Autonomous Corporation Or Management by Artificial Intelligence
Products in a supermarket are not randomly selected and shelved. Beer and chips are purposefully positioned side-by-side. Sweets are placed in the eye line of kids. High priced brands pay for having their products placed in easy to reach areas. Each inch on a shelve is carefully calculated to be filled with those products that bring the most profit and margin.
Internet companies like Google went even farther. The position of a link, the color of a button, the right word is selected by A/B tests. Is variation A bringing more clicks or variation B? Do visitors buy more with the first or second word?
That’s not done manually anymore, but done by algorithms. How far that can go is exemplified with ‘autonomous corporations‘, where nothing is left to chance or the humans.
Autonomous corporations replace humans with artificial intelligence. Not the supermarket clerk makes a decision what to put on the shelves, the neuronal network decides what products in what colors on what day on what inch of the shelve at which position is put in store.
“Automation went after blue collar jobs. Artificial Intelligence goes after white collar jobs.” – Ben Levy
While machines replaced human muscles in the past, nowadays computers replace brain muscles. IBM Watson won in 1997 against the chess world champion Gary Kasparov, and 2016 Google’s AlphaGo beat the ruling Go-champion. Fighter pilots are replaced by drones and computer pilots. Drivers by computer algorithms in self-driving cars. Event doctors face competition from AI-systems such as IBM Watson.
At an event this a week by BootstrapLabs, a venture capital firm focused on Applied AI, the topic was on autonomous corporations. Uber’s head of machine learning, Danny Lange, talked about his experiences and trends. While the chess champion lost because of brute force used by IBM Watson, i.e. by pure computing power with predefined algorithms and moves, AlphaGo represented a milestone in the research on AI. No human could pre-program all moves in Go, because of the complexity of the game. Instead the game learned the game over months of play. First by playing against a human, then by playing against itself.
Self-driving cars as well cannot have all the driving scenarios being programmed in by a programmer, they have to learn. Danny showed how Carnegie Mellon’s snake robots learn to move on different terrain and climb over obstacles.

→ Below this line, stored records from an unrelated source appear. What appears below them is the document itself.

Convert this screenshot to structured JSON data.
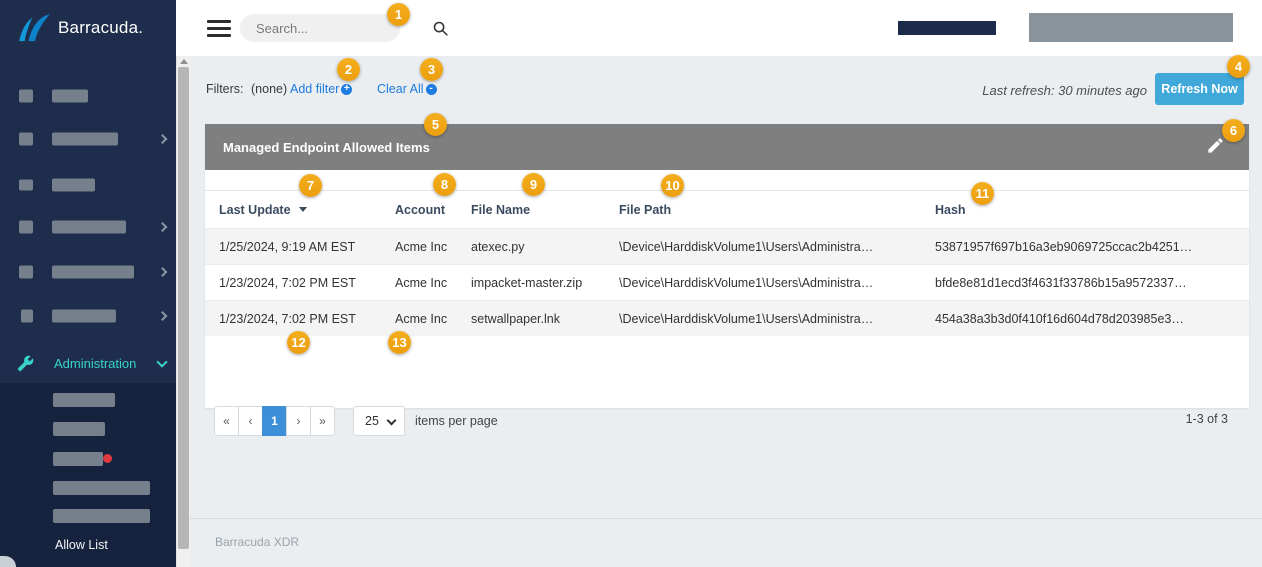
{
  "sidebar": {
    "logo_text": "Barracuda.",
    "administration_label": "Administration",
    "allow_list_label": "Allow List"
  },
  "topbar": {
    "search_placeholder": "Search..."
  },
  "filters": {
    "label": "Filters:",
    "value": "(none)",
    "add_filter_label": "Add filter",
    "clear_all_label": "Clear All"
  },
  "icons": {
    "add_glyph": "+",
    "remove_glyph": "-"
  },
  "refresh": {
    "last_refresh_text": "Last refresh: 30 minutes ago",
    "button_label": "Refresh Now"
  },
  "panel": {
    "title": "Managed Endpoint Allowed Items"
  },
  "table": {
    "columns": [
      "Last Update",
      "Account",
      "File Name",
      "File Path",
      "Hash"
    ],
    "rows": [
      [
        "1/25/2024, 9:19 AM EST",
        "Acme Inc",
        "atexec.py",
        "\\Device\\HarddiskVolume1\\Users\\Administra…",
        "53871957f697b16a3eb9069725ccac2b4251…"
      ],
      [
        "1/23/2024, 7:02 PM EST",
        "Acme Inc",
        "impacket-master.zip",
        "\\Device\\HarddiskVolume1\\Users\\Administra…",
        "bfde8e81d1ecd3f4631f33786b15a9572337…"
      ],
      [
        "1/23/2024, 7:02 PM EST",
        "Acme Inc",
        "setwallpaper.lnk",
        "\\Device\\HarddiskVolume1\\Users\\Administra…",
        "454a38a3b3d0f410f16d604d78d203985e3…"
      ]
    ]
  },
  "pagination": {
    "first": "«",
    "prev": "‹",
    "current_page": "1",
    "next": "›",
    "last": "»",
    "page_size": "25",
    "items_per_page_label": "items per page",
    "range_label": "1-3 of 3"
  },
  "footer": {
    "app_name": "Barracuda XDR"
  },
  "annotations": {
    "labels": [
      "1",
      "2",
      "3",
      "4",
      "5",
      "6",
      "7",
      "8",
      "9",
      "10",
      "11",
      "12",
      "13"
    ]
  },
  "colors": {
    "accent_teal": "#38d3ca",
    "link_blue": "#1e7be0",
    "refresh_button_blue": "#41a8da",
    "active_page_blue": "#3d8fd8",
    "badge_orange": "#f0a41c",
    "panel_header_gray": "#7f7f7f",
    "sidebar_navy": "#1e2d4b"
  }
}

If you take that further, the same approaches can be applied to corporations. An AI-system for a supermarket can test what goes on the shelves. What articles on what height combined with which other articles and in which colors at what time of the day or season generates the most revenue or profit margin?
Uber Eats, a service offered by Uber for its clients, builds on data that other Uber offerings collected. What riders, drivers, and trips were taken, how does that combine with maps? All that together and superimposing restaurant and grocery information on that results in Uber Eats.
Autonomous corporation startups such as Vidora, Roger.ai or Qurious solve parts of the problems that companies have today and make them autonomous in that process. Vidora analyzes what customers will likely churn, or which customer can be most likely upsold. Roger.ai takes care of automatic bill payment for clients, which makes it easier and more predictable on the payments received side for corporations. Qurious looks at how sales reps differ in their approaches and what makes them top or low-performing. The AI-system analyzes their behaviors and sales approaches and supports low-performing in real-time during sales negotiations.
Highly qualified employees who’ve been spending time with routine tasks can now be taken over by AI-systems and executed better than by the human. While automation went after jobs of blue collar workers, now AI is doing the same with white collar jobs. How this will play out in the future and if we are going to be led by entities without humans is to be seen.